Despite the complexity and even incomprehensibility of the source material, Denis Villeneuve ambitiously constructs a version of Dune that feels not just coherent, but genuinely engaging. Although it is hampered by the fact that this is just the first part in a longer work (the future of which is still up in the air, whatever assurances HBO Max and Warner Brothers may provide), Dune is suitably epic, with dynamic and interestingly designed interstellar landscapes to draw the eye, and the perfectly cast performances of Chalamet and Zendaya to provide heart within a story that often relies on intellect, philosophy, and spirituality rather than emotion.
My very last film of the fest was Spencer, which received rave reviews out of Venice and Telluride before premiering at TIFF. It stars Kristen Stewart in the role of Diana, Princess of Wales, during Christmas at Sandringham Castle immediately after learning of Prince Charles’ infidelity. Stewart is well cast, bringing a tremendous vulnerability to the famously tragic princess and evoking the image of a delicate bird trapped in a cage.
But aside from Stewart’s performance, which will undoubtedly propel her to an Oscar nomination, the star of the show is Jonny Greenwood’s entrancing score (this would be his second film at TIFF this year, after Jane Campion’s The Power of the Dog.) He creates an unhinged combination of jazz and strings to bring to life both Diana’s temperamental nature as well as the oppressiveness of the royal family.

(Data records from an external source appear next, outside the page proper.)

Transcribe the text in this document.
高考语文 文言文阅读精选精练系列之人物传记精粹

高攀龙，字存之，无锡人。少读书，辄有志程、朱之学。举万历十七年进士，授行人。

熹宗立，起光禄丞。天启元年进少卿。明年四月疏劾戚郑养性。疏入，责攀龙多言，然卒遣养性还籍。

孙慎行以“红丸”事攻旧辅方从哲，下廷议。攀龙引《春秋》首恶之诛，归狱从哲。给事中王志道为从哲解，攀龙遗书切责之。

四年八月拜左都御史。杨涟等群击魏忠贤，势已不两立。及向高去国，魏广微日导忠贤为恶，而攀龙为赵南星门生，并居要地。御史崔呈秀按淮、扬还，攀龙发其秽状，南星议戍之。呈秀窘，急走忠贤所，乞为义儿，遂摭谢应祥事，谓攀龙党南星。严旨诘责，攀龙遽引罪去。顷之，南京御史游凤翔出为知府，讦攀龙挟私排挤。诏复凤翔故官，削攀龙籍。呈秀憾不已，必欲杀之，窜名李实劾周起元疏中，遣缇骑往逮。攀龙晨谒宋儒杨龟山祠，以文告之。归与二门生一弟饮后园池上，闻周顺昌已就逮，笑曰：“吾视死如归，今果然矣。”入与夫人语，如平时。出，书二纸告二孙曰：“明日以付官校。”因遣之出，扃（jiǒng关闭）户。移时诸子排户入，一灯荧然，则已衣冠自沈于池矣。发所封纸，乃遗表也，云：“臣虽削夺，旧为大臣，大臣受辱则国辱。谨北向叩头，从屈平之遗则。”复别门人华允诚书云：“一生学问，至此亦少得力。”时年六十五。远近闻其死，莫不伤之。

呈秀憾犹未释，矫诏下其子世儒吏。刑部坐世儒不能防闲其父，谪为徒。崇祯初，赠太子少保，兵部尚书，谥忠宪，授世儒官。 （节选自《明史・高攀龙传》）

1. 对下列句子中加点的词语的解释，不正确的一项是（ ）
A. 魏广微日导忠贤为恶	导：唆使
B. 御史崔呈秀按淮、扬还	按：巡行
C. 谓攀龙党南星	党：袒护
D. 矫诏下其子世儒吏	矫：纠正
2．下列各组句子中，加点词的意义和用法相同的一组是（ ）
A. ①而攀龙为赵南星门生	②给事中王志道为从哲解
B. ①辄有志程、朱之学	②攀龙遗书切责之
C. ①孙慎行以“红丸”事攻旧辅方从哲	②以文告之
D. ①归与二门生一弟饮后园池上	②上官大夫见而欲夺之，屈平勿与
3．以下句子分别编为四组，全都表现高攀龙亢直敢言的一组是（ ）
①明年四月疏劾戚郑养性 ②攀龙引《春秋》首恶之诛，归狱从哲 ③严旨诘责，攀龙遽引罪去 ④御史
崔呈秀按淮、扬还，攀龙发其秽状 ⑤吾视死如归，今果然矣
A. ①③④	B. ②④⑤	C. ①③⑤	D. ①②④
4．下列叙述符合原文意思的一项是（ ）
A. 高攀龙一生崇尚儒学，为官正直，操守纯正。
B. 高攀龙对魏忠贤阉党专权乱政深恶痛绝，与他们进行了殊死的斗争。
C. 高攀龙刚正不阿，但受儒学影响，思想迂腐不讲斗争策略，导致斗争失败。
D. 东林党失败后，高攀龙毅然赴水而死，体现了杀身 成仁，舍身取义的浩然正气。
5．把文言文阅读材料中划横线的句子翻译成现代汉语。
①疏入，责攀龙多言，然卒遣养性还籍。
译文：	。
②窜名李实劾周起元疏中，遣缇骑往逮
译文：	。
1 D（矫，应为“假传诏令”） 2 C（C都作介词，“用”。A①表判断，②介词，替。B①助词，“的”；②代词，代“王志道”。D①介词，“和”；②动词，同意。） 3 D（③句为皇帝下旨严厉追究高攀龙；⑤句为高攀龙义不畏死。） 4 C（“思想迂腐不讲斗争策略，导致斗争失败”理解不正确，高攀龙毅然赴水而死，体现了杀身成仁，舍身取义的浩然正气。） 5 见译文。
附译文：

Eschewing a traditional biopic narrative for something a bit more moody and experimental, director Pablo Larraín brings something new to the well-trod territory of Princess Diana and her fractured relationship with the royal family.
TIFF was noticeably quieter than usual, in terms of the number of world premieres (thanks to their position following Venice and Telluride, as well as their decision to do a hybrid model this year, many of the most-anticipated films of the fall season were scooped by other festivals) and the lack of star presence in Toronto, with fewer actors turning up to promote their films. But despite these shortcomings (which led some to question if TIFF is losing any of its cache as a prestigious fall festival and launching pad for Oscar season), there were plenty of high-quality films that will likely make an impact with casual viewers and awards prognosticators alike. And most importantly, it has allowed a note of optimism into the film conversation: after a long and deeply depressing lull at the cinema, the fall festival season stands as proof that there are genuinely great movies to look forward to in the coming months.